We’re excited to highlight the historic King-Lincoln District with Shellee Fisher, Owner and Lead Photographer of Shellee Fisher Photography & Design. This Black History Month, and every month, it’s important to honor the Black leaders, businesses and historically African American neighborhoods that make our city whole. The King-Lincoln District is the site of revitalization and renovation projects, as well as rich culture worth exploring. From the King Arts Complex, to the Long Street Bridge, take a look at the neighborhood through the eyes (and lense) of Shellee Fisher.
Mural by Jonet Mitchell
Why is the King-Lincoln District so special to you?
I’ve lived in the King-Lincoln District for over 12 years. I absolutely love the vibe of the neighborhood. It’s full of nostalgia and a vibrant history. It’s an urban arts district like non other in Columbus or the surrounding area. With the migration and settlement of Black people to this area in the early 1900s, we’ve continued to grow the community with new developments, shops, businesses and restaurants, while preserving and honoring its heritage.

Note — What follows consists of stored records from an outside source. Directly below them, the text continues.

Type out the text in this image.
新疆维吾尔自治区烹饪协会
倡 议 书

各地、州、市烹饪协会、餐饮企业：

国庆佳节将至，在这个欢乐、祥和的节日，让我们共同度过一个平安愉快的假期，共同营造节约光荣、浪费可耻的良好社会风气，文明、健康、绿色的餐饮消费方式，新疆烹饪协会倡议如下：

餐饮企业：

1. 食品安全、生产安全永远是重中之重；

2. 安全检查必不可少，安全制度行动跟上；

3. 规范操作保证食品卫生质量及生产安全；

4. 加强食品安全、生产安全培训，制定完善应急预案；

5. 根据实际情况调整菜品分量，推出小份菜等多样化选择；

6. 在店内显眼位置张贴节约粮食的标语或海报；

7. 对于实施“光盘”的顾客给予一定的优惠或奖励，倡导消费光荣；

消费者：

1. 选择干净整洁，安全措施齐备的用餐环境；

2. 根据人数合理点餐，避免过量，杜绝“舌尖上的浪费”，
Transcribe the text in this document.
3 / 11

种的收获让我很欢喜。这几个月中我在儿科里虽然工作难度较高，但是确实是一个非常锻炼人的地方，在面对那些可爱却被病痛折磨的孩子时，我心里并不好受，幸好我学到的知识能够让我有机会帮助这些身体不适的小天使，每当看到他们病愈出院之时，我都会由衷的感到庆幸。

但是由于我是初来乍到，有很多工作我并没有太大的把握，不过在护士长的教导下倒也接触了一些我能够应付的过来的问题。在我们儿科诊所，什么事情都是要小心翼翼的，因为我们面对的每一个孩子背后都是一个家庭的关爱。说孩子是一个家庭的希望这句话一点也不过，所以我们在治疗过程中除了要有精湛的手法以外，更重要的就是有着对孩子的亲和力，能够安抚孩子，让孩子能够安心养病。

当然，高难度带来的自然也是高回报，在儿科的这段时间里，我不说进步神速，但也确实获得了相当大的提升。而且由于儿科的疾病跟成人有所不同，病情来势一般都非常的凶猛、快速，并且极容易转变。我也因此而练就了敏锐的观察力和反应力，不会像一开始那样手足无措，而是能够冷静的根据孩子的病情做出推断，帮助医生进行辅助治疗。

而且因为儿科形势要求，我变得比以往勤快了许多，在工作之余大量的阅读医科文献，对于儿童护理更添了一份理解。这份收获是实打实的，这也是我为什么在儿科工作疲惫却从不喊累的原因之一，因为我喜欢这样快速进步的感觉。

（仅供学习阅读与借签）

Does the King-Lincoln District inspire you creatively? If so, how?
Yes, I truly feel as if I live in an art mecca. I feel the energy of the neighborhood. I love the old historic and vintage structures, the art, the murals and the Long Street Bridge. As a photographer, I draw on this inspiration every day in my work.
Are there any hidden gems in the neighborhood that people should know about?
There are so many hidden gems and things to do in the King-Lincoln District. I recommend my favorite jazz club, The Canabar, for a night of good music and good company. You can catch a performance at the Lincoln Theatre or a thought-provoking exhibit at the King Arts Complex. If you love buttermilk Belgian waffles, you must try What the Waffle, located on E. Long Street. And the local family-owned shop, BattisteLaFleu, makes the most beautiful flower arrangements and gift baskets. Even the Harmony Project headquarters are housed in the King-Lincoln District. Most of all, being central and close to downtown Columbus has its perks. I enjoy walking downtown to the Scioto River and back.
Why should visitors and residents of Columbus spend time in the King-Lincoln District?
Although it’s tough to get out right now due to COVID-19, there are exciting things to look forward to in the neighborhood. There’s a movement to re-energize the King-Lincoln District with the construction of The Adelphi Quarter project, a mixed-use development of 130 apartments and storefront retail and restaurant space, slated to open for business in Spring 2021. Visitors and residents of Columbus should come feel the energy of a growing neighborhood and celebrate the long history that makes the King-Lincoln District so unique.